As thousands of Pittsburghers direct their eyes toward Texas on Sunday to watch the Steelers battle the Green Bay Packers, we hope they don’t overlook an issue we normally wouldn’t associate with the Super Bowl — human trafficking.

“The Super Bowl is one of the biggest human trafficking events in the United States,” Texas Attorney General Greg Abbott said in an MSNBC article published Tuesday.
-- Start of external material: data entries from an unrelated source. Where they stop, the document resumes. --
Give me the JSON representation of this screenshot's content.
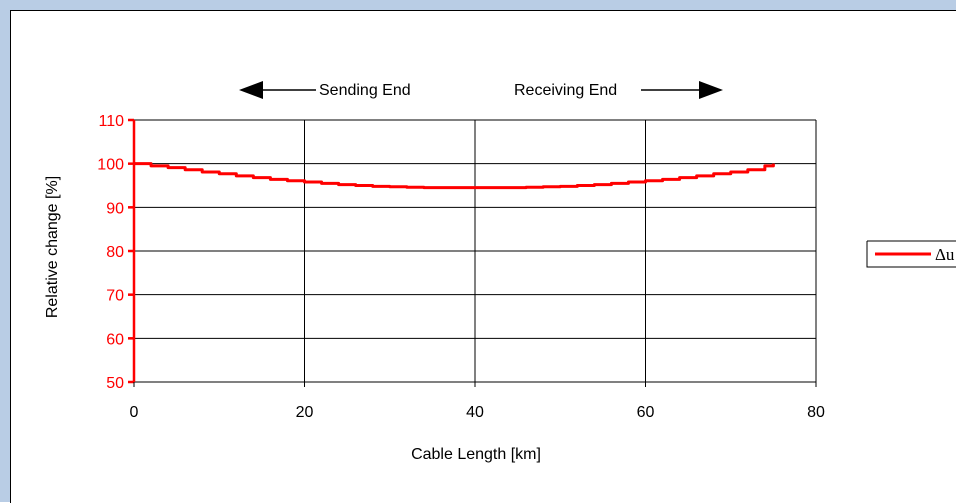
{
  "colors": {
    "frame": "#b9cde5",
    "series": "#ff0000",
    "axis": "#ff0000",
    "grid": "#000000",
    "text": "#000000"
  },
  "annotations": {
    "sending_end": "Sending End",
    "receiving_end": "Receiving End"
  },
  "chart_data": {
    "type": "line",
    "title": "",
    "xlabel": "Cable Length [km]",
    "ylabel": "Relative change [%]",
    "xlim": [
      0,
      80
    ],
    "ylim": [
      50,
      110
    ],
    "xticks": [
      0,
      20,
      40,
      60,
      80
    ],
    "yticks": [
      50,
      60,
      70,
      80,
      90,
      100,
      110
    ],
    "grid": true,
    "legend_placement": "right",
    "series": [
      {
        "name": "Δu",
        "color": "#ff0000",
        "x": [
          0,
          2,
          4,
          6,
          8,
          10,
          12,
          14,
          16,
          18,
          20,
          22,
          24,
          26,
          28,
          30,
          32,
          34,
          36,
          38,
          40,
          42,
          44,
          46,
          48,
          50,
          52,
          54,
          56,
          58,
          60,
          62,
          64,
          66,
          68,
          70,
          72,
          74,
          75
        ],
        "values": [
          100,
          99.5,
          99.1,
          98.6,
          98.1,
          97.7,
          97.2,
          96.8,
          96.4,
          96.1,
          95.8,
          95.5,
          95.2,
          95,
          94.8,
          94.7,
          94.6,
          94.5,
          94.5,
          94.5,
          94.5,
          94.5,
          94.5,
          94.6,
          94.7,
          94.8,
          95,
          95.2,
          95.5,
          95.8,
          96.1,
          96.4,
          96.8,
          97.2,
          97.7,
          98.1,
          98.6,
          99.5,
          100
        ]
      }
    ]
  }
}
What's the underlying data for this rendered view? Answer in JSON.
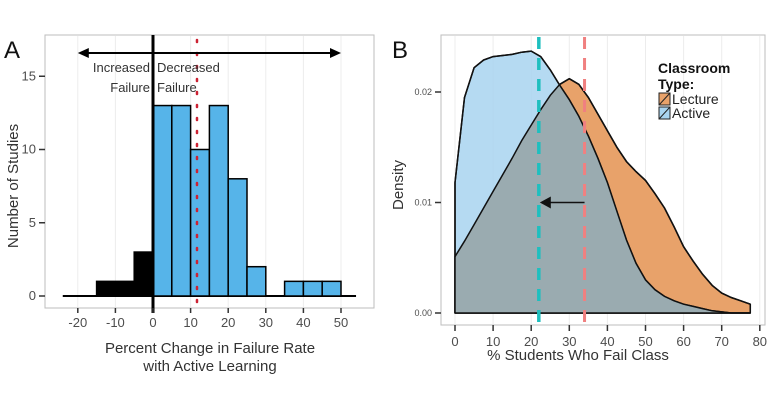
{
  "chart_data": [
    {
      "type": "bar",
      "panel_label": "A",
      "xlabel": "Percent Change in Failure Rate",
      "xlabel2": "with Active Learning",
      "ylabel": "Number of Studies",
      "xlim": [
        -25,
        55
      ],
      "ylim": [
        0,
        17.5
      ],
      "xticks": [
        "-20",
        "-10",
        "0",
        "10",
        "20",
        "30",
        "40",
        "50"
      ],
      "yticks": [
        "0",
        "5",
        "10",
        "15"
      ],
      "grid": true,
      "bins": [
        {
          "from": -15,
          "to": -5,
          "value": 1,
          "group": "increased"
        },
        {
          "from": -5,
          "to": 0,
          "value": 3,
          "group": "increased"
        },
        {
          "from": 0,
          "to": 5,
          "value": 13,
          "group": "decreased"
        },
        {
          "from": 5,
          "to": 10,
          "value": 13,
          "group": "decreased"
        },
        {
          "from": 10,
          "to": 15,
          "value": 10,
          "group": "decreased"
        },
        {
          "from": 15,
          "to": 20,
          "value": 13,
          "group": "decreased"
        },
        {
          "from": 20,
          "to": 25,
          "value": 8,
          "group": "decreased"
        },
        {
          "from": 25,
          "to": 30,
          "value": 2,
          "group": "decreased"
        },
        {
          "from": 35,
          "to": 40,
          "value": 1,
          "group": "decreased"
        },
        {
          "from": 40,
          "to": 45,
          "value": 1,
          "group": "decreased"
        },
        {
          "from": 45,
          "to": 50,
          "value": 1,
          "group": "decreased"
        }
      ],
      "mean_line": 11.7,
      "annotations": {
        "left_line1": "Increased",
        "left_line2": "Failure",
        "right_line1": "Decreased",
        "right_line2": "Failure"
      },
      "arrow_range": [
        -20,
        50
      ],
      "colors": {
        "decreased": "#56b4e9",
        "increased": "#000000",
        "mean": "#cc2233"
      }
    },
    {
      "type": "area",
      "panel_label": "B",
      "xlabel": "% Students Who Fail Class",
      "ylabel": "Density",
      "xlim": [
        0,
        80
      ],
      "ylim": [
        0,
        0.025
      ],
      "xticks": [
        "0",
        "10",
        "20",
        "30",
        "40",
        "50",
        "60",
        "70",
        "80"
      ],
      "yticks": [
        "0.00",
        "0.01",
        "0.02"
      ],
      "grid": true,
      "legend": {
        "title_line1": "Classroom",
        "title_line2": "Type:",
        "position": "top-right"
      },
      "x": [
        0,
        2.5,
        5,
        7.5,
        10,
        12.5,
        15,
        17.5,
        20,
        22.5,
        25,
        27.5,
        30,
        32.5,
        35,
        37.5,
        40,
        42.5,
        45,
        47.5,
        50,
        52.5,
        55,
        57.5,
        60,
        62.5,
        65,
        67.5,
        70,
        72.5,
        75,
        77.5
      ],
      "series": [
        {
          "name": "Lecture",
          "color": "#e8a26a",
          "mean": 34,
          "mean_color": "#f08080",
          "values": [
            0.0051,
            0.0065,
            0.008,
            0.0095,
            0.011,
            0.0125,
            0.014,
            0.0156,
            0.017,
            0.0184,
            0.0197,
            0.0207,
            0.0212,
            0.0207,
            0.0195,
            0.018,
            0.0165,
            0.015,
            0.0137,
            0.0128,
            0.012,
            0.0108,
            0.0095,
            0.0078,
            0.006,
            0.0047,
            0.0035,
            0.0025,
            0.0018,
            0.0014,
            0.0011,
            0.0008
          ]
        },
        {
          "name": "Active",
          "color": "#a8d4f0",
          "mean": 22,
          "mean_color": "#1ebfbf",
          "values": [
            0.0118,
            0.0195,
            0.0222,
            0.0229,
            0.0232,
            0.0233,
            0.0234,
            0.0236,
            0.0237,
            0.0232,
            0.022,
            0.0206,
            0.0193,
            0.0178,
            0.016,
            0.014,
            0.0118,
            0.0092,
            0.0066,
            0.0045,
            0.003,
            0.0021,
            0.0015,
            0.0011,
            0.0008,
            0.0006,
            0.0004,
            0.0002,
            0.0001,
            0.0,
            0.0,
            0.0
          ]
        }
      ],
      "arrow": {
        "from_x": 34,
        "to_x": 22,
        "y": 0.01
      }
    }
  ]
}
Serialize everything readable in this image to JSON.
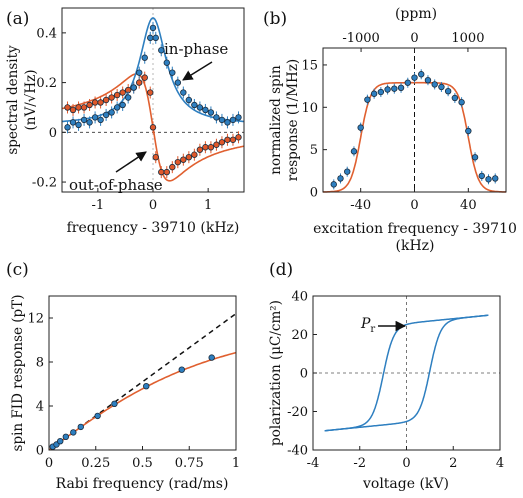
{
  "colors": {
    "blue": "#2e7fc0",
    "orange": "#e0582a",
    "fit_orange": "#e06030",
    "dark": "#1a2b3c"
  },
  "chart_data": [
    {
      "panel": "(a)",
      "type": "scatter",
      "xlabel": "frequency - 39710 (kHz)",
      "ylabel_line1": "spectral density",
      "ylabel_line2": "(nV/√Hz)",
      "xlim": [
        -1.65,
        1.65
      ],
      "ylim": [
        -0.24,
        0.5
      ],
      "xticks": [
        -1,
        0,
        1
      ],
      "xtick_labels": [
        "-1",
        "0",
        "1"
      ],
      "yticks": [
        -0.2,
        0,
        0.2,
        0.4
      ],
      "ytick_labels": [
        "-0.2",
        "0",
        "0.2",
        "0.4"
      ],
      "annotations": [
        {
          "text": "in-phase",
          "x": 0.5,
          "y": 0.37
        },
        {
          "text": "out-of-phase",
          "x": -0.92,
          "y": -0.23
        }
      ],
      "series": [
        {
          "name": "in-phase",
          "x": [
            -1.55,
            -1.45,
            -1.35,
            -1.25,
            -1.15,
            -1.05,
            -0.95,
            -0.85,
            -0.75,
            -0.65,
            -0.55,
            -0.45,
            -0.35,
            -0.25,
            -0.15,
            -0.05,
            0.0,
            0.05,
            0.15,
            0.25,
            0.35,
            0.45,
            0.55,
            0.65,
            0.75,
            0.85,
            0.95,
            1.05,
            1.15,
            1.25,
            1.35,
            1.45,
            1.55
          ],
          "y": [
            0.02,
            0.04,
            0.03,
            0.05,
            0.04,
            0.06,
            0.05,
            0.07,
            0.08,
            0.1,
            0.11,
            0.14,
            0.18,
            0.24,
            0.3,
            0.38,
            0.42,
            0.38,
            0.33,
            0.28,
            0.24,
            0.2,
            0.16,
            0.13,
            0.11,
            0.1,
            0.09,
            0.08,
            0.06,
            0.05,
            0.04,
            0.05,
            0.06
          ]
        },
        {
          "name": "out-of-phase",
          "x": [
            -1.55,
            -1.45,
            -1.35,
            -1.25,
            -1.15,
            -1.05,
            -0.95,
            -0.85,
            -0.75,
            -0.65,
            -0.55,
            -0.45,
            -0.35,
            -0.25,
            -0.15,
            -0.05,
            0.0,
            0.05,
            0.15,
            0.25,
            0.35,
            0.45,
            0.55,
            0.65,
            0.75,
            0.85,
            0.95,
            1.05,
            1.15,
            1.25,
            1.35,
            1.45,
            1.55
          ],
          "y": [
            0.1,
            0.09,
            0.1,
            0.1,
            0.11,
            0.12,
            0.12,
            0.13,
            0.14,
            0.15,
            0.16,
            0.17,
            0.18,
            0.2,
            0.22,
            0.16,
            0.02,
            -0.1,
            -0.16,
            -0.16,
            -0.14,
            -0.12,
            -0.11,
            -0.1,
            -0.09,
            -0.07,
            -0.06,
            -0.06,
            -0.05,
            -0.04,
            -0.03,
            -0.03,
            -0.02
          ]
        }
      ]
    },
    {
      "panel": "(b)",
      "type": "scatter",
      "xlabel_line1": "excitation frequency - 39710",
      "xlabel_line2": "(kHz)",
      "ylabel_line1": "normalized spin",
      "ylabel_line2": "response (1/MHz)",
      "top_label": "(ppm)",
      "xlim": [
        -68,
        68
      ],
      "ylim": [
        0,
        17
      ],
      "xticks": [
        -40,
        0,
        40
      ],
      "xtick_labels": [
        "-40",
        "0",
        "40"
      ],
      "top_ticks": [
        -1000,
        0,
        1000
      ],
      "top_tick_labels": [
        "-1000",
        "0",
        "1000"
      ],
      "yticks": [
        0,
        5,
        10,
        15
      ],
      "ytick_labels": [
        "0",
        "5",
        "10",
        "15"
      ],
      "points": {
        "x": [
          -60,
          -55,
          -50,
          -45,
          -40,
          -35,
          -30,
          -25,
          -20,
          -15,
          -10,
          -5,
          0,
          5,
          10,
          15,
          20,
          25,
          30,
          35,
          40,
          45,
          50,
          55,
          60
        ],
        "y": [
          0.9,
          1.6,
          2.4,
          4.8,
          7.6,
          10.9,
          11.6,
          11.8,
          12.1,
          12.2,
          12.3,
          12.9,
          13.5,
          13.9,
          13.2,
          12.7,
          12.4,
          11.9,
          11.1,
          10.6,
          7.2,
          4.1,
          1.9,
          1.5,
          1.6
        ]
      }
    },
    {
      "panel": "(c)",
      "type": "scatter",
      "xlabel": "Rabi frequency (rad/ms)",
      "ylabel": "spin FID response (pT)",
      "xlim": [
        0,
        1
      ],
      "ylim": [
        0,
        14
      ],
      "xticks": [
        0,
        0.25,
        0.5,
        0.75,
        1
      ],
      "xtick_labels": [
        "0",
        "0.25",
        "0.5",
        "0.75",
        "1"
      ],
      "yticks": [
        0,
        4,
        8,
        12
      ],
      "ytick_labels": [
        "0",
        "4",
        "8",
        "12"
      ],
      "points": {
        "x": [
          0.02,
          0.04,
          0.06,
          0.09,
          0.13,
          0.17,
          0.26,
          0.35,
          0.52,
          0.71,
          0.87
        ],
        "y": [
          0.3,
          0.5,
          0.8,
          1.2,
          1.6,
          2.1,
          3.1,
          4.2,
          5.8,
          7.3,
          8.4
        ]
      }
    },
    {
      "panel": "(d)",
      "type": "line",
      "xlabel": "voltage (kV)",
      "ylabel": "polarization (μC/cm²)",
      "xlim": [
        -4,
        4
      ],
      "ylim": [
        -40,
        40
      ],
      "xticks": [
        -4,
        -2,
        0,
        2,
        4
      ],
      "xtick_labels": [
        "-4",
        "-2",
        "0",
        "2",
        "4"
      ],
      "yticks": [
        -40,
        -20,
        0,
        20,
        40
      ],
      "ytick_labels": [
        "-40",
        "-20",
        "0",
        "20",
        "40"
      ],
      "annotation": "P",
      "annotation_sub": "r",
      "coercive_kV": 1.0,
      "max_voltage_kV": 3.5,
      "saturation": 30,
      "remanent": 24
    }
  ]
}
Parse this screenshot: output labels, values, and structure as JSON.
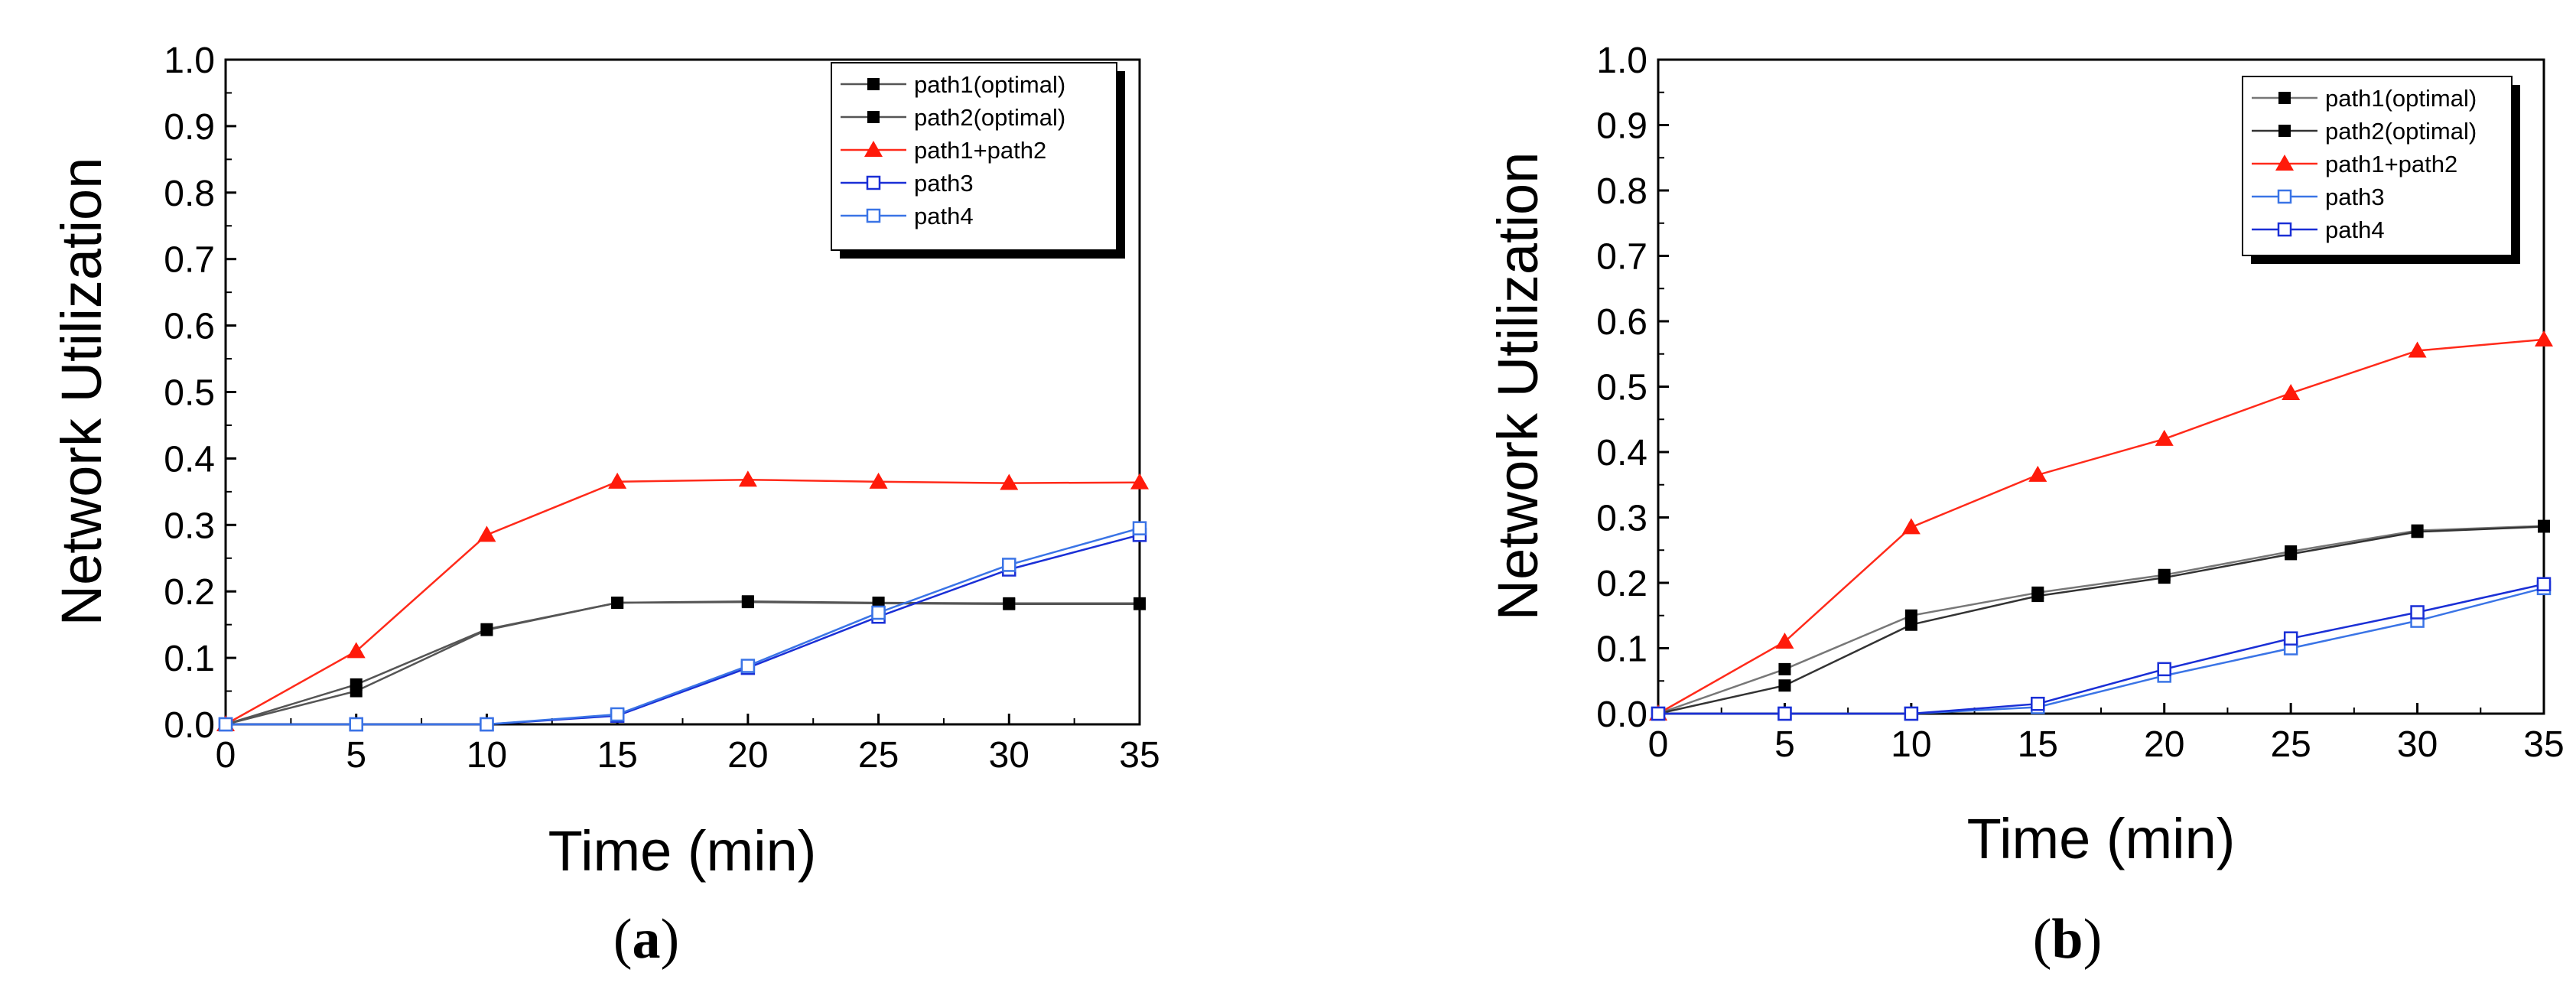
{
  "chart_data": [
    {
      "type": "line",
      "panel_label": "a",
      "xlabel": "Time (min)",
      "ylabel": "Network Utilization",
      "xlim": [
        0,
        35
      ],
      "ylim": [
        0.0,
        1.0
      ],
      "xticks": [
        0,
        5,
        10,
        15,
        20,
        25,
        30,
        35
      ],
      "yticks": [
        "0.0",
        "0.1",
        "0.2",
        "0.3",
        "0.4",
        "0.5",
        "0.6",
        "0.7",
        "0.8",
        "0.9",
        "1.0"
      ],
      "legend_position": "top-right",
      "x": [
        0,
        5,
        10,
        15,
        20,
        25,
        30,
        35
      ],
      "series": [
        {
          "name": "path1(optimal)",
          "color": "#555555",
          "marker": "filled-square",
          "values": [
            0.0,
            0.06,
            0.143,
            0.183,
            0.185,
            0.183,
            0.182,
            0.182
          ]
        },
        {
          "name": "path2(optimal)",
          "color": "#555555",
          "marker": "filled-square",
          "values": [
            0.0,
            0.05,
            0.142,
            0.183,
            0.184,
            0.182,
            0.181,
            0.181
          ]
        },
        {
          "name": "path1+path2",
          "color": "#ff2a1a",
          "marker": "filled-triangle",
          "values": [
            0.0,
            0.11,
            0.285,
            0.365,
            0.368,
            0.365,
            0.363,
            0.364
          ]
        },
        {
          "name": "path3",
          "color": "#1a2fd6",
          "marker": "open-square",
          "values": [
            0.0,
            0.0,
            0.0,
            0.013,
            0.085,
            0.162,
            0.233,
            0.285
          ]
        },
        {
          "name": "path4",
          "color": "#3a74e6",
          "marker": "open-square",
          "values": [
            0.0,
            0.0,
            0.0,
            0.015,
            0.088,
            0.168,
            0.24,
            0.295
          ]
        }
      ]
    },
    {
      "type": "line",
      "panel_label": "b",
      "xlabel": "Time (min)",
      "ylabel": "Network Utilization",
      "xlim": [
        0,
        35
      ],
      "ylim": [
        0.0,
        1.0
      ],
      "xticks": [
        0,
        5,
        10,
        15,
        20,
        25,
        30,
        35
      ],
      "yticks": [
        "0.0",
        "0.1",
        "0.2",
        "0.3",
        "0.4",
        "0.5",
        "0.6",
        "0.7",
        "0.8",
        "0.9",
        "1.0"
      ],
      "legend_position": "top-right",
      "x": [
        0,
        5,
        10,
        15,
        20,
        25,
        30,
        35
      ],
      "series": [
        {
          "name": "path1(optimal)",
          "color": "#777777",
          "marker": "filled-square",
          "values": [
            0.0,
            0.068,
            0.15,
            0.185,
            0.212,
            0.248,
            0.28,
            0.287
          ]
        },
        {
          "name": "path2(optimal)",
          "color": "#333333",
          "marker": "filled-square",
          "values": [
            0.0,
            0.043,
            0.136,
            0.18,
            0.208,
            0.244,
            0.278,
            0.286
          ]
        },
        {
          "name": "path1+path2",
          "color": "#ff2a1a",
          "marker": "filled-triangle",
          "values": [
            0.0,
            0.11,
            0.285,
            0.365,
            0.42,
            0.49,
            0.555,
            0.572
          ]
        },
        {
          "name": "path3",
          "color": "#3a74e6",
          "marker": "open-square",
          "values": [
            0.0,
            0.0,
            0.0,
            0.01,
            0.058,
            0.1,
            0.142,
            0.192
          ]
        },
        {
          "name": "path4",
          "color": "#1a2fd6",
          "marker": "open-square",
          "values": [
            0.0,
            0.0,
            0.0,
            0.015,
            0.068,
            0.115,
            0.155,
            0.198
          ]
        }
      ]
    }
  ]
}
In the article, the attorney general’s office said that up to 10,000 adults and minors were brought to previous Super Bowls for trafficking purposes, and Deena Graves — executive director of the advocacy group Traffick911 — said that in just the last two Super Bowls, law enforcement agencies and advocacy groups have rescued about 50 girls.

According to the federal Trafficking Victims Protection Act, human trafficking is “The recruitment, harboring, transportation, provision, or obtaining of a person for the purpose of a commercial sex act where such an act is induced by force, fraud, or coercion, or in which the person induced to perform such act has not attained 18 years.” Underage victims often undergo beatings and psychological manipulation from their pimps and stigmatization from the general public.

The advocates say that many Americans fail to realize the extent of the problem in the United States, or that it even exists, in the first place. Ernie Allen, the president of the National Center for Missing & Exploited Children, said, “The best estimates, the best data, suggests that we have at least have 100,000 American kids a year … victimized through the practice of child prostitution; that number ranges as high as 300,000,” according to a 2007 report by Shared Hope International.

As of press time, a Change.org-sponsored petition to get the Super Bowl Host Committee to publicly rebuke human trafficking garnered 72,000 signatures.

Living amidst the prosperity of Western life — that which allows us to focus on something as nonsubsistence and individually irrelevant as the Super Bowl — we often conveniently delegate to faraway countries the darker shades of human behavior. The thought of children being sold for sex in Pittsburgh, Green Bay or Arlington, Texas, deserves a better word than “unsettling.” Regardless of how difficult mentally handling this issue might be, Steelers fans should at least try to keep it in mind during the Super Bowl revelries that are sure to take place this weekend.